How to remove adaptors if you don't know their names/sequences? (eg from public data)
5.3 years ago
rioualen ▴ 620

Hello,

I would like to use cutadapt and/or trimmomatic to trim my sequences. I'm usually analyzing data from GEO or Array Express, and it's not always possible to get information about adaptors. Also, it's not always possible to trust information provided there...

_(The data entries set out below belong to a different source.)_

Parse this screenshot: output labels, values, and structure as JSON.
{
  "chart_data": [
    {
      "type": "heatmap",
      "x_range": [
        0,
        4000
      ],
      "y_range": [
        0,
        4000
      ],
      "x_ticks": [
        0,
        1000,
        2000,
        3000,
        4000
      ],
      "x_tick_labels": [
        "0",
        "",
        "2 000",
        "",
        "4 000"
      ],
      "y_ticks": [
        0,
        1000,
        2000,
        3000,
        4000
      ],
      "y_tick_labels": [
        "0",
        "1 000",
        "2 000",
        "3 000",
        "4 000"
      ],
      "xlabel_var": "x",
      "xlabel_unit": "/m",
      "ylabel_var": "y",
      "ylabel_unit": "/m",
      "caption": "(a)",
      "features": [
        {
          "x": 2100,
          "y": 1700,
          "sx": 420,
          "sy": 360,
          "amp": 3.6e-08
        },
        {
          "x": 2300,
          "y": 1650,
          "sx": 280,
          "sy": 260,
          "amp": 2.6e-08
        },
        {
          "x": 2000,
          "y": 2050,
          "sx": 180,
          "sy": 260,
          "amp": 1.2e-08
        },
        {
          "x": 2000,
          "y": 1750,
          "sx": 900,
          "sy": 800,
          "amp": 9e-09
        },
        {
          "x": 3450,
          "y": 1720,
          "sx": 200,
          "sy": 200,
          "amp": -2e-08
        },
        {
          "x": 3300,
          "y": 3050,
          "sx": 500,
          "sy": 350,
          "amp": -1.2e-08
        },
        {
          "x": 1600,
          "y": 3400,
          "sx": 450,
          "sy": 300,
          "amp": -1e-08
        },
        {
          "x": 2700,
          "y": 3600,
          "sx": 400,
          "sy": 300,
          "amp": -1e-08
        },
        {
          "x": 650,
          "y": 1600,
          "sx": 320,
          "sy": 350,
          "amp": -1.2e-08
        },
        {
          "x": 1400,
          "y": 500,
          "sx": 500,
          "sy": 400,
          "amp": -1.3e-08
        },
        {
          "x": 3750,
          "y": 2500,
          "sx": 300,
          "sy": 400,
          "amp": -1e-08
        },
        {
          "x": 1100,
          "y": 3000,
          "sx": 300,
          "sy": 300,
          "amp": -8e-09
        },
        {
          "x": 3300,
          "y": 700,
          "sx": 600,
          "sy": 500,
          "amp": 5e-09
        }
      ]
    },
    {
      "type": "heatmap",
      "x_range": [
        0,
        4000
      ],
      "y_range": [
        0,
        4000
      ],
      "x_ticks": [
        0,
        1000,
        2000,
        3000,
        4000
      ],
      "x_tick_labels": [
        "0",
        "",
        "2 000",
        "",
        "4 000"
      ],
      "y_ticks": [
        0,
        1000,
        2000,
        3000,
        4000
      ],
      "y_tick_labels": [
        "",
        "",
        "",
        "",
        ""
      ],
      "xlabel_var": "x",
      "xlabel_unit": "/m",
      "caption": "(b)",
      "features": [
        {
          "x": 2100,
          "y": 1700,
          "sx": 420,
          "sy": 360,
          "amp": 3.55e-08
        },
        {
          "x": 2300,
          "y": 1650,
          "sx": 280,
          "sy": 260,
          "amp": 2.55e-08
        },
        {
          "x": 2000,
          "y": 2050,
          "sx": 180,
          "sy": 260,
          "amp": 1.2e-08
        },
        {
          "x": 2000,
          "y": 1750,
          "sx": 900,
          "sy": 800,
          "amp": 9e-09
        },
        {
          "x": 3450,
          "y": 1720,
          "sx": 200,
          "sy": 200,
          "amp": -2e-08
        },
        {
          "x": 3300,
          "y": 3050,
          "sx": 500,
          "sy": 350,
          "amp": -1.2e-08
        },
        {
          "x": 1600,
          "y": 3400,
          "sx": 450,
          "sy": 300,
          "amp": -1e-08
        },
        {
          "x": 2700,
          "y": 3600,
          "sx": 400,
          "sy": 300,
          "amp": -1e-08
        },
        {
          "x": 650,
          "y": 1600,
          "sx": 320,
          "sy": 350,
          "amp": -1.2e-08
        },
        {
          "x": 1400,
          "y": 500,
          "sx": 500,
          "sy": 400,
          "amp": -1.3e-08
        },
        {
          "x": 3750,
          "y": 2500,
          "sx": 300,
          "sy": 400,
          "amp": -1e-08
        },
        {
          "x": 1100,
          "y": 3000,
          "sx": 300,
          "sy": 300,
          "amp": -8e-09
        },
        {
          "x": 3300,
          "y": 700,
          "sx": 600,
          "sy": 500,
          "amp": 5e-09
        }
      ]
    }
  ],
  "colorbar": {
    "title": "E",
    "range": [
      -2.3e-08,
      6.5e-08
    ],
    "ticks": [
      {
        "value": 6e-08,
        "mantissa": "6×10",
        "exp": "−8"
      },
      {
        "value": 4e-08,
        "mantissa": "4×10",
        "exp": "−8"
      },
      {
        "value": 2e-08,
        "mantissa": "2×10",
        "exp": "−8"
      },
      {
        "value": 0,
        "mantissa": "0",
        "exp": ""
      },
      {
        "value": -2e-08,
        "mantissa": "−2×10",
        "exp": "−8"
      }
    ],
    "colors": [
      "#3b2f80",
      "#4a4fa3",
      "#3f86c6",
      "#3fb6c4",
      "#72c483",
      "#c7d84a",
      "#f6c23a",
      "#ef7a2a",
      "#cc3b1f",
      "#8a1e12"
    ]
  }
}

I can see that fastQC detects adaptor sequences, including those with a slightly different sequence. So I'm thinking there should be a way to trim adaptors automatically, without knowing their sequence or name?

Thanks for tips

Edit: just found out FastQC uses a file called "contaminant_list.txt". I guess I could write some script to look for these adapters in my data, but I'm not sure it's the best way to go though.

5.3 years ago
ivivek_ngs ★ 5.1k

use cutadapt or trimmotic or BBmap (BBmap includes popular adapter.fa file which can be used) Ideally if its Illumina sequences then you can have the custom file for the sequences and use them for removal. In other way is to check the over-represented sequences which can also be checked and removed.

Thanks for the links, I'll look into it.

I need to integrate that in my snakemake pipelines and I'd like it to be compatible with multiQC. Trim_galore should do the trick!